Which sucks, because I’m not nearly drunk enough. I down the rest of my beer and drop a pile of bills on the bar, hoping it’s enough to make up for the drama I’ve caused here tonight. I turn to leave and Paige is standing there, her mouth all smug. I hate how she does that.

“Rye’s looking for you,” she says. “He’s ready to go.”

“Okay.” My eyes wander down to her ass as I follow her out of the bar. Force of habit, I guess. Also, it’s nice. Kind of bubbly.

“So, Harper Gray, huh?” she asks as we walk up the middle of the street.

“When it’s your business, I’ll let you know.”

She snorts a laugh. “You can do so much better than her, Trav. She’s beach trash.”

“Shut up.”

“Do you want me to come over later?” she asks.

“For what?”

She catches her full lower lip between her teeth and looks up at me from under her dark lashes. It’s an innocent act that used to get me hot. I have to admit, it still works. “I think you know.”

“So let me get this straight,” I say. “You hook up with my brother behind my back and now you want me to do the same to him?”

She flicks her ice-blue eyes toward the night sky. “It’s not like it means anything.”

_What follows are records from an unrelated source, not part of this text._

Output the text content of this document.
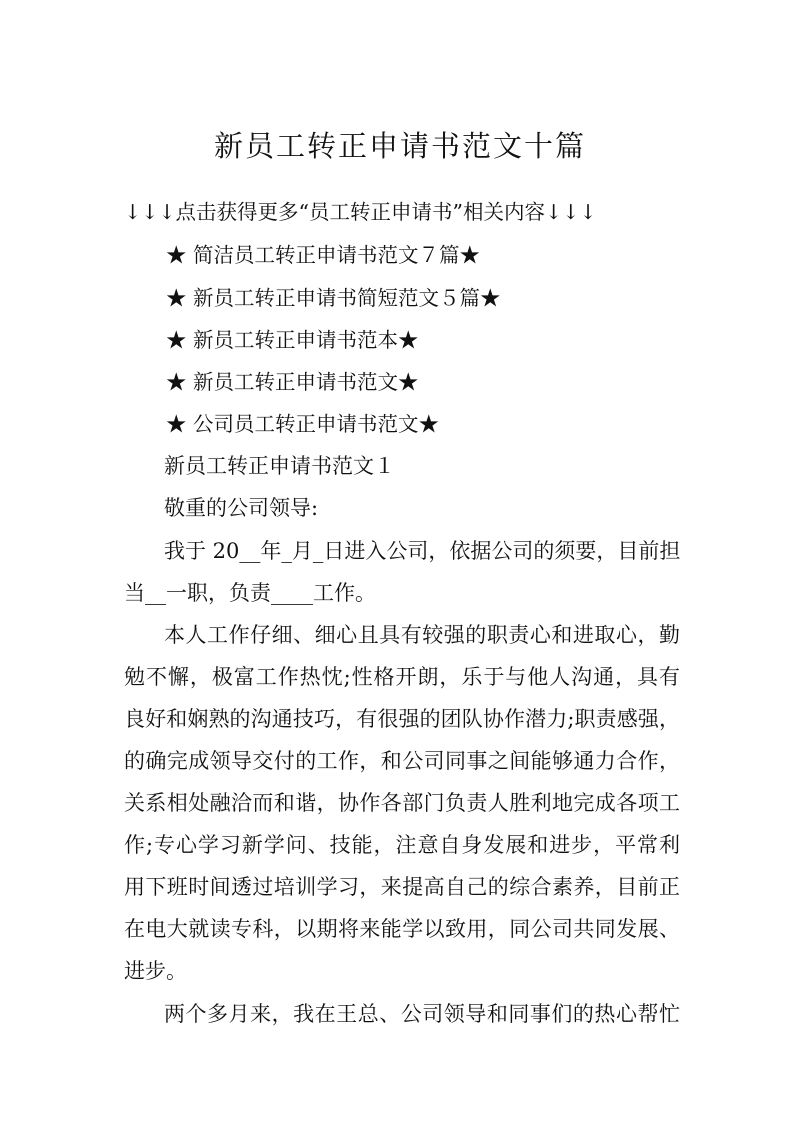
新员工转正申请书范文十篇
↓↓↓点击获得更多“员工转正申请书”相关内容↓↓↓
★ 简洁员工转正申请书范文７篇★
★ 新员工转正申请书简短范文５篇★
★ 新员工转正申请书范本★
★ 新员工转正申请书范文★
★ 公司员工转正申请书范文★
新员工转正申请书范文１
敬重的公司领导:
我于 20__年_月_日进入公司，依据公司的须要，目前担
当__一职，负责____工作。
本人工作仔细、细心且具有较强的职责心和进取心，勤
勉不懈，极富工作热忱;性格开朗，乐于与他人沟通，具有
良好和娴熟的沟通技巧，有很强的团队协作潜力;职责感强，
的确完成领导交付的工作，和公司同事之间能够通力合作，
关系相处融洽而和谐，协作各部门负责人胜利地完成各项工
作;专心学习新学问、技能，注意自身发展和进步，平常利
用下班时间透过培训学习，来提高自己的综合素养，目前正
在电大就读专科，以期将来能学以致用，同公司共同发展、
进步。
两个多月来，我在王总、公司领导和同事们的热心帮忙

Somewhere in the recesses of my beer-soaked consciousness, I think this is meant to hurt me, but it doesn’t. When I think about what Paige and I have had, love has never entered into it. “That’s so messed up. You know that, right?”

“Do you want me to come over or not?”

“No.”

“I’ll be there at three.”

Even before I open my eyes I can feel the presence of another person in my room, and the hair on the back of my neck puts my body on alert. Hand-to-hand combat is not usually the Taliban’s style. They’d rather take our money at the local bazaar and use it to buy weapons to kill us. They prefer ambushes, roadside bombs, and sniping from windows and rooftops. But there is someone here with me in the dark and I’m not going to wait to be killed.

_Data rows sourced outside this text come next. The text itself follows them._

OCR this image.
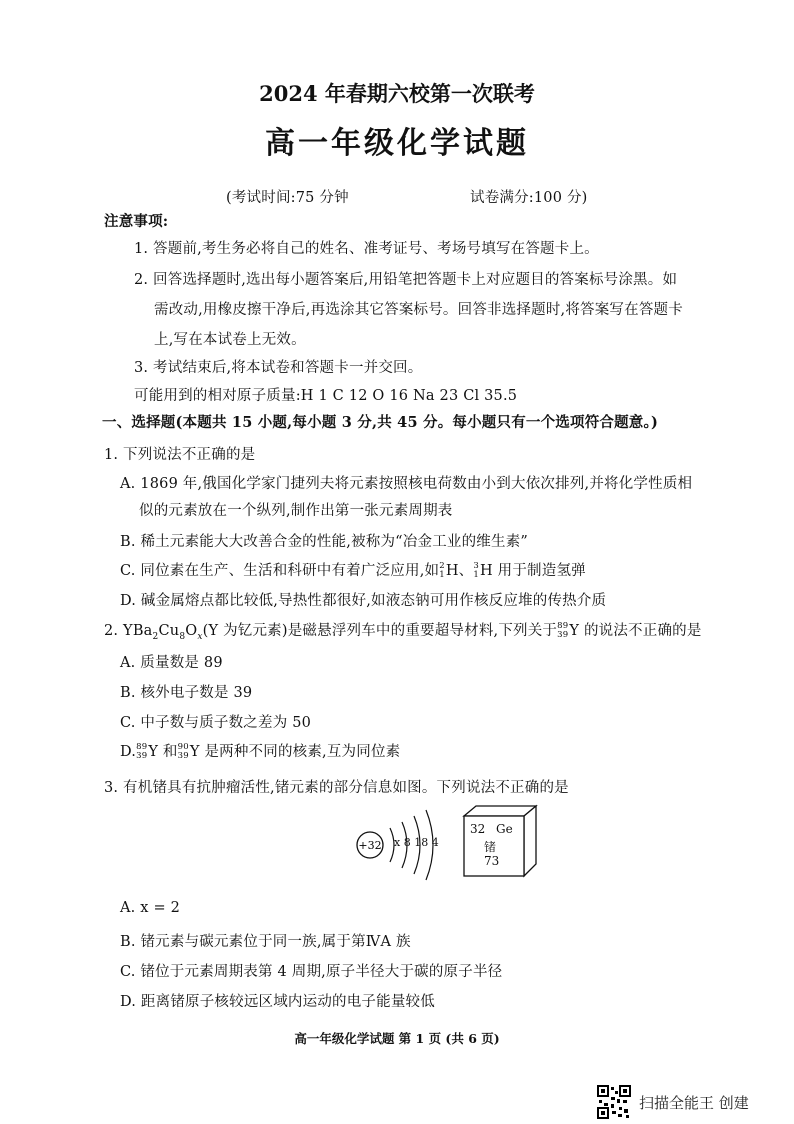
2024 年春期六校第一次联考
高一年级化学试题
(考试时间:75 分钟	试卷满分:100 分)
注意事项:
1. 答题前,考生务必将自己的姓名、准考证号、考场号填写在答题卡上。
2. 回答选择题时,选出每小题答案后,用铅笔把答题卡上对应题目的答案标号涂黑。如
需改动,用橡皮擦干净后,再选涂其它答案标号。回答非选择题时,将答案写在答题卡
上,写在本试卷上无效。
3. 考试结束后,将本试卷和答题卡一并交回。
可能用到的相对原子质量:H 1 C 12 O 16 Na 23 Cl 35.5
一、选择题(本题共 15 小题,每小题 3 分,共 45 分。每小题只有一个选项符合题意。)
1. 下列说法不正确的是
A. 1869 年,俄国化学家门捷列夫将元素按照核电荷数由小到大依次排列,并将化学性质相
似的元素放在一个纵列,制作出第一张元素周期表
B. 稀土元素能大大改善合金的性能,被称为“冶金工业的维生素”
C. 同位素在生产、生活和科研中有着广泛应用,如 2
1 H、 3
1 H 用于制造氢弹
D. 碱金属熔点都比较低,导热性都很好,如液态钠可用作核反应堆的传热介质
2. $YBa_2Cu_8O_x(Y$ 为钇元素)是磁悬浮列车中的重要超导材料,下列关于 89
39 Y 的说法不正确的是
A. 质量数是 89
B. 核外电子数是 39
C. 中子数与质子数之差为 50
D. 89
39 Y 和 90
39 Y 是两种不同的核素,互为同位素
3. 有机锗具有抗肿瘤活性,锗元素的部分信息如图。下列说法不正确的是
+32 x 8 18 4
32 Ge
锗
73
A. x = 2
B. 锗元素与碳元素位于同一族,属于第ⅣA 族
C. 锗位于元素周期表第 4 周期,原子半径大于碳的原子半径
D. 距离锗原子核较远区域内运动的电子能量较低
高一年级化学试题 第 1 页 (共 6 页)
扫描全能王 创建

I surge upward, grabbing the intruder around the knees, and drop him to the floor. I pin him beneath me, the tip of my knife at his throat. In the slashes of moonlight coming through the blinds, I realize he is not a he. It’s Paige. And for the first time since I’ve known her, she looks scared.

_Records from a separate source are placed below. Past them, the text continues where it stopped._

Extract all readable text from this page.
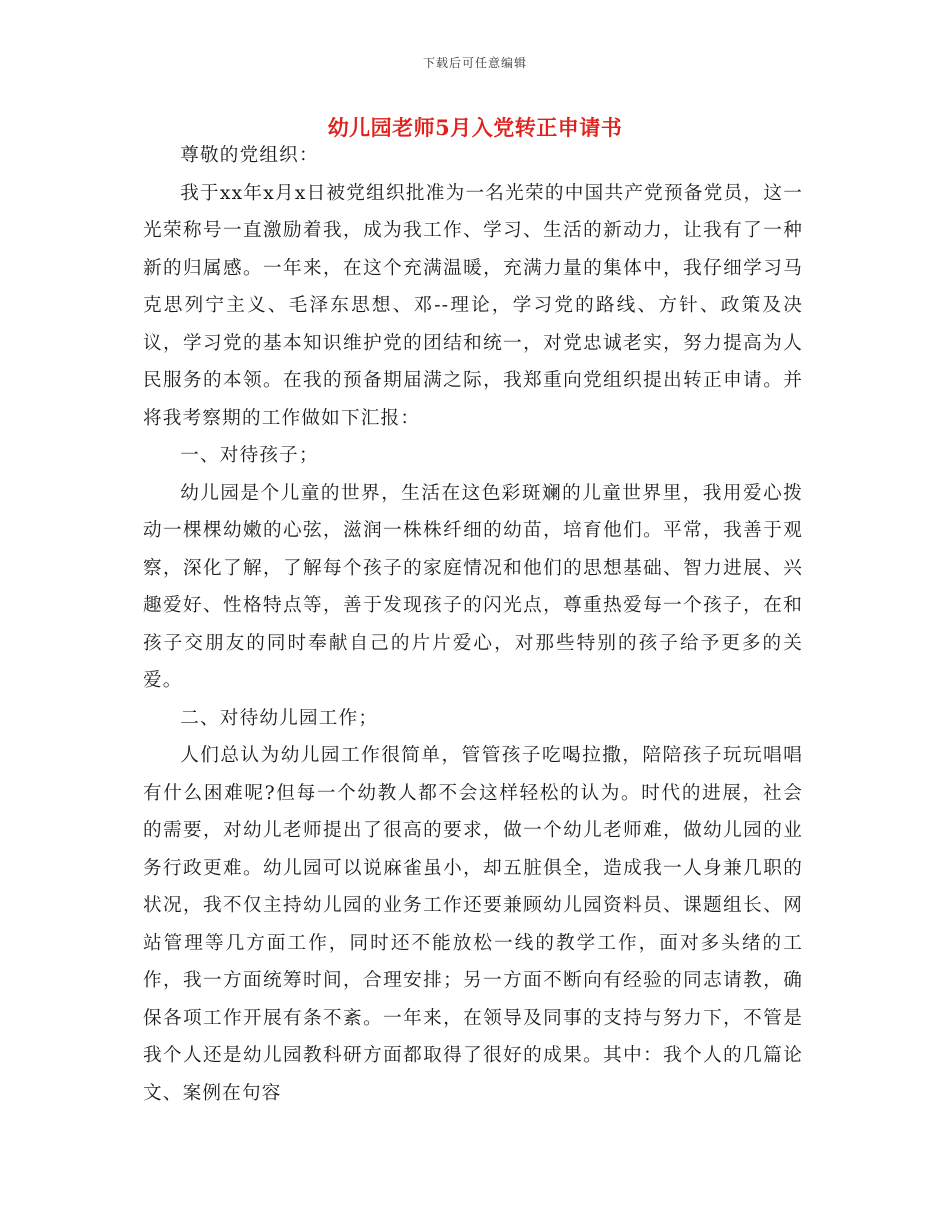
下载后可任意编辑
幼儿园老师5月入党转正申请书

尊敬的党组织：

我于xx年x月x日被党组织批准为一名光荣的中国共产党预备党员，这一光荣称号一直激励着我，成为我工作、学习、生活的新动力，让我有了一种新的归属感。一年来，在这个充满温暖，充满力量的集体中，我仔细学习马克思列宁主义、毛泽东思想、邓--理论，学习党的路线、方针、政策及决议，学习党的基本知识维护党的团结和统一，对党忠诚老实，努力提高为人民服务的本领。在我的预备期届满之际，我郑重向党组织提出转正申请。并将我考察期的工作做如下汇报：

一、对待孩子；

幼儿园是个儿童的世界，生活在这色彩斑斓的儿童世界里，我用爱心拨动一棵棵幼嫩的心弦，滋润一株株纤细的幼苗，培育他们。平常，我善于观察，深化了解，了解每个孩子的家庭情况和他们的思想基础、智力进展、兴趣爱好、性格特点等，善于发现孩子的闪光点，尊重热爱每一个孩子，在和孩子交朋友的同时奉献自己的片片爱心，对那些特别的孩子给予更多的关爱。

二、对待幼儿园工作；

人们总认为幼儿园工作很简单，管管孩子吃喝拉撒，陪陪孩子玩玩唱唱有什么困难呢?但每一个幼教人都不会这样轻松的认为。时代的进展，社会的需要，对幼儿老师提出了很高的要求，做一个幼儿老师难，做幼儿园的业务行政更难。幼儿园可以说麻雀虽小，却五脏俱全，造成我一人身兼几职的状况，我不仅主持幼儿园的业务工作还要兼顾幼儿园资料员、课题组长、网站管理等几方面工作，同时还不能放松一线的教学工作，面对多头绪的工作，我一方面统筹时间，合理安排；另一方面不断向有经验的同志请教，确保各项工作开展有条不紊。一年来，在领导及同事的支持与努力下，不管是我个人还是幼儿园教科研方面都取得了很好的成果。其中：我个人的几篇论文、案例在句容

“Oh, shit!” I drop the knife as if it’s red-hot and scrabble backward against the side of my bed. “Jesus, Paige, what the fu—Did I hurt you?”

Her fear falls away as she registers my surprise and she laughs as she picks up the knife. “You’ve always liked it a little rough, Trav, but this is extreme, don’t you think?” She crawls toward me, the knife gripped in her hand, and straddles my lap. “But…” Her lips are so close to mine I can taste her breath. “I think I like it.”

I take the knife from her and put it on the bedside table, on top of the book I’ll never finish. She slides her tank top off.

“What are you doing here?” I ask.

“That”—she fishes a condom from the pocket of her tiny denim skirt—“should be obvious.”

She unties her red bikini. This is so not something I should be doing, but her skin is warm and familiar and… here.

It’s been a long time since I’ve gotten laid, but I’ve been living in the middle of a desert, where women are hidden under burqas. Besides, Muslim women… well, the Qur’an forbids nearly everything fun anyway, so even if you could see their faces, there’s not much point in even considering it.

I did kiss a Muslim girl once. When Charlie and I arrived at Camp Lejeune, the rest of our unit was on pre-deployment leave. We had to stay on base for a crash-course version of all the training the battalion had done while we were still at infantry school. Just before we were scheduled to deploy, Charlie and I were given a few days’ leave so we could go home. Instead, we went to New York City. Kevlar—we didn’t even really know him very well, but he was new like Charlie and me—invited himself along.

At a club the first night, Charlie was hitting on this girl from Smith College. She told me her roommate had just broken up with her boyfriend and a kiss from a hot—her word, not mine—Marine would restore her friend’s faith that not all men are assholes. As Charlie’s wingman, I knew there was a better than average chance her friend was a dog, but I was committed and drunk.